Devi Sridhar: 'Scotland must learn from Asia and New Zealand on Covid-19 response'
The Edinburgh University Chair of Public Health and member of the Scottish Government Covid-19 Advisory Group wrote in medical journal the Lancet with medical student Jay Patel.
The article highlights the “zero-Covid” strategy in several countries in the Asia-Pacific region, an approach which Dr Sridhar has advocated for since March.
In Asia-Pacific countries including Taiwan and New Zealand strict border controls were put in place, including isolation periods and testing for new arrivals into the country.
This approach is intended to prevent second or third waves of the virus once levels have been pushed down.
"In parts of western Europe and the Americas, premature easing of restrictions has preceded resurgences of SARS-CoV-2 infections,” the authors wrote.
"These countries are confronted with the challenge of devising new strategies that give precedence to the health of citizens, whilst minimising further economic damage, often in climates of reduced public compliance and government mistrust.

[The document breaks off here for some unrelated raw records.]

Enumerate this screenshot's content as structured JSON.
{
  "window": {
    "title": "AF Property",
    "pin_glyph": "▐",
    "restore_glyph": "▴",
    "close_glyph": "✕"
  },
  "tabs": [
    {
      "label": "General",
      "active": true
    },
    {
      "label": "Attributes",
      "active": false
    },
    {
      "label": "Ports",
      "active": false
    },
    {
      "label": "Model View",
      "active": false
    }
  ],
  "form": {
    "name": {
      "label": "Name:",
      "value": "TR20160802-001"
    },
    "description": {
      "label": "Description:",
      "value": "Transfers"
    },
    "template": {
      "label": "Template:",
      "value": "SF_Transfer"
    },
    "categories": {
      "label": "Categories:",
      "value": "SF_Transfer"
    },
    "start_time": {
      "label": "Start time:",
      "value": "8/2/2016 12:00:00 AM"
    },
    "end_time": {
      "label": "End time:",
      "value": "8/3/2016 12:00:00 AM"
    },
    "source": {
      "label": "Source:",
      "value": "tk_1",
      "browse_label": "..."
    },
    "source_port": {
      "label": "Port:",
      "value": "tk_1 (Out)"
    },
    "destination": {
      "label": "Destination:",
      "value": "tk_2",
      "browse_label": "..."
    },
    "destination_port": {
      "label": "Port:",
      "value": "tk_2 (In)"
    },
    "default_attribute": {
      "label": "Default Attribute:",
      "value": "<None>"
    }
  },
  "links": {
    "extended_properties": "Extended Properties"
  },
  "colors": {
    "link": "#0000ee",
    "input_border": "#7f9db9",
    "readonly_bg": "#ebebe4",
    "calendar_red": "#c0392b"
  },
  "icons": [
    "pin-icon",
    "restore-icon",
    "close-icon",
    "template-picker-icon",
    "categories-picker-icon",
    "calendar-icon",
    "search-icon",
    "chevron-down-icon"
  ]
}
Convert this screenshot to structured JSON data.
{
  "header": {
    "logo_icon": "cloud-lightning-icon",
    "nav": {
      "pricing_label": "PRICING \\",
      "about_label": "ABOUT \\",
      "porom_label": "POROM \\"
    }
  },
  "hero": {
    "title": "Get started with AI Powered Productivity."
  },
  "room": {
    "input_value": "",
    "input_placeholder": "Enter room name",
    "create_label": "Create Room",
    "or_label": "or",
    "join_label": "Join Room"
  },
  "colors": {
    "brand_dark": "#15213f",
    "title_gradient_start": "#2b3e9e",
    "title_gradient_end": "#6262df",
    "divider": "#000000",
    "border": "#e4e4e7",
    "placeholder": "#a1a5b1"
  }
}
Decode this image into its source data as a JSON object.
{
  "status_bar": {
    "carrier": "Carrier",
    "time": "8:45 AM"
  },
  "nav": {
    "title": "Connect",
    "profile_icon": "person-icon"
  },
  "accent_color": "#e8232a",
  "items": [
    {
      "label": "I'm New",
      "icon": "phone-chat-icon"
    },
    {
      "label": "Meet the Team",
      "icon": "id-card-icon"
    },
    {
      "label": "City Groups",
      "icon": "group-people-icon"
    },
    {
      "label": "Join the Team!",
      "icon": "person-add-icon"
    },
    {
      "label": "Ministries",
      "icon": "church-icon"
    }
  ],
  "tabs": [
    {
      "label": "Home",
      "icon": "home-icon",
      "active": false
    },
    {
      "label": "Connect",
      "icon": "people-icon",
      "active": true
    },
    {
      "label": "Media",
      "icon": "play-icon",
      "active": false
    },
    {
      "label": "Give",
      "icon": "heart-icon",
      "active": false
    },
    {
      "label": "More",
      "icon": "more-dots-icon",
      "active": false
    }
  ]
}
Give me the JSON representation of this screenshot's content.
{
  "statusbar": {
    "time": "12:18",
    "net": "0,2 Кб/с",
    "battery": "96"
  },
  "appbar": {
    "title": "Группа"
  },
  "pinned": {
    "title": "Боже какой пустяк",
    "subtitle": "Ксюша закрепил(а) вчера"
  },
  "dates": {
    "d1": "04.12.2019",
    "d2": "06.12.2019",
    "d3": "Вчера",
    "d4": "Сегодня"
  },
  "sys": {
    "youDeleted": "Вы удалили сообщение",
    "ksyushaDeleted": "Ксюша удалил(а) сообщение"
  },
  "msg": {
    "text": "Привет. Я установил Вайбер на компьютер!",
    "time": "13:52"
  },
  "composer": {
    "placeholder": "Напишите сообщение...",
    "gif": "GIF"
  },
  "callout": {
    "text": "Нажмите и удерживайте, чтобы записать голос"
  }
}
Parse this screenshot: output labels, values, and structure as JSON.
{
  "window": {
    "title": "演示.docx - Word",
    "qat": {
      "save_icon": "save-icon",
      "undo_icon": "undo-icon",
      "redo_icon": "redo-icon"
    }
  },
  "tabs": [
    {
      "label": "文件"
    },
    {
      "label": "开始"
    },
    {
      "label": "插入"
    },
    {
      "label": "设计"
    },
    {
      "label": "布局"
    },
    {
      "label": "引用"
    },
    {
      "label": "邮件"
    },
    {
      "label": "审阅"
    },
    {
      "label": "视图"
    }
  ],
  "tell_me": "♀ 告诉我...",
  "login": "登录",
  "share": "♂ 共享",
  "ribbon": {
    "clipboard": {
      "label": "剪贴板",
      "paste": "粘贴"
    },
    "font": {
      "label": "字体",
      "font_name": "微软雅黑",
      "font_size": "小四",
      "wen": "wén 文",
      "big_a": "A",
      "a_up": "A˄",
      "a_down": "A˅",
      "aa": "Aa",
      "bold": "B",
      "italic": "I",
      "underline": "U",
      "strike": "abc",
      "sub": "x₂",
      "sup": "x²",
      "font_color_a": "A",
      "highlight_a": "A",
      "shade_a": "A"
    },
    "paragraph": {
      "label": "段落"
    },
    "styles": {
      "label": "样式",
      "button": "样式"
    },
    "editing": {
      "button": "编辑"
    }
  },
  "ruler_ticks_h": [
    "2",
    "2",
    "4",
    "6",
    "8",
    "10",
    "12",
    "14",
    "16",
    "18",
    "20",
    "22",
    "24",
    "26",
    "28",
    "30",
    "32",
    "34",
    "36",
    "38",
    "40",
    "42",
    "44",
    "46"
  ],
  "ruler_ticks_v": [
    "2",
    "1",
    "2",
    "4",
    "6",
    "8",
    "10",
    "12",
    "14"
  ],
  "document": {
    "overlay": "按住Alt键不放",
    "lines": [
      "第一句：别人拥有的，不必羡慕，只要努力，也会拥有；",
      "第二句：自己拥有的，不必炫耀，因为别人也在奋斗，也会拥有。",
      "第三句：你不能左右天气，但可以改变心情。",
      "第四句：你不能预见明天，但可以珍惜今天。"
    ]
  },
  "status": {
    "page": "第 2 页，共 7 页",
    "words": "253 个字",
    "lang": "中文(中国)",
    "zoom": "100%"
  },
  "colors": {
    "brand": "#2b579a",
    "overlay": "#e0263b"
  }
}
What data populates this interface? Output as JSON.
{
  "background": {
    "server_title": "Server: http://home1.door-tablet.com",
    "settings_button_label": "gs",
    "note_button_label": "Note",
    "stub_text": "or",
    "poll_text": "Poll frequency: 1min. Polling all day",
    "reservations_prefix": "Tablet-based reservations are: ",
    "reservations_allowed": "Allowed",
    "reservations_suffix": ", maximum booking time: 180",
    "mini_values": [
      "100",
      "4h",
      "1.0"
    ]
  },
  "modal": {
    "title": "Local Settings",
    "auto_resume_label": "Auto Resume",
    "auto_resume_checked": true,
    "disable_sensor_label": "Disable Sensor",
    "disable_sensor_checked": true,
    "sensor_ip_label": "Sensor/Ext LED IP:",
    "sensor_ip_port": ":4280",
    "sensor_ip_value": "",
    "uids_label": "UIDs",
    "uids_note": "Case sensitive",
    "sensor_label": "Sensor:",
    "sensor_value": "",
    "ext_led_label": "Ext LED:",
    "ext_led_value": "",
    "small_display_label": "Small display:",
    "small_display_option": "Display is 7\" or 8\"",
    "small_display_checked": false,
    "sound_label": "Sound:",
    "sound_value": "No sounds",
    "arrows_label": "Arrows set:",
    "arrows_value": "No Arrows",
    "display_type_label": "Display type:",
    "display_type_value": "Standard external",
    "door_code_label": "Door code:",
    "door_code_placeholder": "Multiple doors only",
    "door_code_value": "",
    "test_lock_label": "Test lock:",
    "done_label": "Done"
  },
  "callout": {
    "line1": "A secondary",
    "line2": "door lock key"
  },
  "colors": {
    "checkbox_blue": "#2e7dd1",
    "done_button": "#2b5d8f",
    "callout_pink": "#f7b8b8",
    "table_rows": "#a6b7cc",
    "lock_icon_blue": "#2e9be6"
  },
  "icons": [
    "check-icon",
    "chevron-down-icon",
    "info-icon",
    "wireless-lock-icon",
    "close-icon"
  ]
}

"The danger of reimposing restrictions on population movement, in the absence of policies that enable a zero-Covid strategy,
are unsustainable lockdown–and–release cycles that compound the pervasive damage created by this pandemic.
"Aspiring towards the approaches observed in Taiwan and New Zealand, can considerably mitigate further devastation, at least until science permits a safe and effective vaccine.”
Dr Sridhar warned during the summer that Scotland would end up trapped in “lockdown and release” cycles if the country did not take a different approach.
"The only way to stop constant increases in the coronavirus is to eliminate community transmission and to use robust test, trace and isolate policies to continue catching imported cases and clusters as they emerge,” she wrote in a New York Times article published in August, entitled “We will pay for our summer holidays with winter lockdowns”.
“New Zealand, Taiwan, Cuba and Rwanda have each pursued this kind of maximum suppression through strict border measures and have largely returned to normal public life.
"Stopping community transmission requires mandatory, enforced quarantine for incoming travelers and testing before release. Europe could do the same and cooperate across countries toward this goal so that intra-European travel and tourism can continue when a safe bubble can be built.”